# I found a site in SA to skin your vape



## DreadZero (8/12/17)

So I was on a search to find a place that would skin my vape.. Found something. They really good and super accurate. - http://vaping-mad.com

Sent from my SM-G950F using Tapatalk

Reactions: Like 2


----------



## Jengz (8/12/17)

I’ve seen these skins and they are absolutely awesome! Very very professional. I seen a Tesla invader wrapped and a battlestar mod.

I think what impressed me most was that they it almost seemed as if those mods came from the factory like that, didn’t look after market.

Reactions: Like 2


----------



## jm10 (8/12/17)

DreadZero said:


> So I was on a search to find a place that would skin my vape.. Found something. They really good and super accurate. - http://vaping-mad.com
> 
> Sent from my SM-G950F using Tapatalk



Very cool, post a few pics after you send both your mods


Sent from my iPhone using Tapatalk

Reactions: Like 1


----------



## SmokeyJoe (8/12/17)

DreadZero said:


> So I was on a search to find a place that would skin my vape.. Found something. They really good and super accurate. - http://vaping-mad.com
> 
> Sent from my SM-G950F using Tapatalk


Bud, get an avatar. Even if its a pic of a pair of nuggets

Reactions: Like 3 | Agree 1 | Funny 2


----------



## zadiac (9/12/17)

I don't want to skin my vape.

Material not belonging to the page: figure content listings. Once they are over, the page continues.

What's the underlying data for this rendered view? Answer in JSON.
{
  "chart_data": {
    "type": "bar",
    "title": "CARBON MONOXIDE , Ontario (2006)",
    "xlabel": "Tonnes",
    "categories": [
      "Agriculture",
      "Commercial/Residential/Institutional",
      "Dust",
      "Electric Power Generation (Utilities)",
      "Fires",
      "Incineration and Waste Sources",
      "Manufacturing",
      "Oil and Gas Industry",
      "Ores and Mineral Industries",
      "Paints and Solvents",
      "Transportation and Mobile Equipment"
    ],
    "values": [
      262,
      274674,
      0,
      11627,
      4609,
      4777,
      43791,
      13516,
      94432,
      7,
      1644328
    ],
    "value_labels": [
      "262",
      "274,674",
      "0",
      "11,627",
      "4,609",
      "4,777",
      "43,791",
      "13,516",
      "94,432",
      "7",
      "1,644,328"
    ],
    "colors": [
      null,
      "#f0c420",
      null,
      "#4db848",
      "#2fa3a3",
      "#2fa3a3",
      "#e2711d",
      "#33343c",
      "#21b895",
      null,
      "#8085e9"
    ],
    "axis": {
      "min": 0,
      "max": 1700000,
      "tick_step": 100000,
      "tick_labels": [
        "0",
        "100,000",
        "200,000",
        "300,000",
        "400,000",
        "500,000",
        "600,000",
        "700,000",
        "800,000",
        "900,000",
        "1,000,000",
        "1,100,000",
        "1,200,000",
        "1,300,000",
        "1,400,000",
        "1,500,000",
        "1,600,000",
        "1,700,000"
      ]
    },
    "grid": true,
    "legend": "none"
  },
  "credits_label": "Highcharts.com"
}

Poor thing, and what do I do with the skin afterwards anyway?

Reactions: Like 1 | Funny 6


----------



## ace_d_house_cat (11/12/17)

I always get great service from Nev and the team at VM. Highly recommend.

Reactions: Like 1


----------



## Kalashnikov (11/12/17)

So how does one going about getting a skin for a mod not listed?


----------



## BATMAN (11/12/17)

This is awesome!
Thank you for this!


----------



## DreadZero (14/12/17)

Kalashnikov said:


> So how does one going about getting a skin for a mod not listed?


They fetch your mod, give you a mod to use while they have yours, and when they done they bring it back.

Reactions: Winner 1


----------



## Adephi (14/12/17)

Would be nice if they could make that carbon fibre into billet box panels.


----------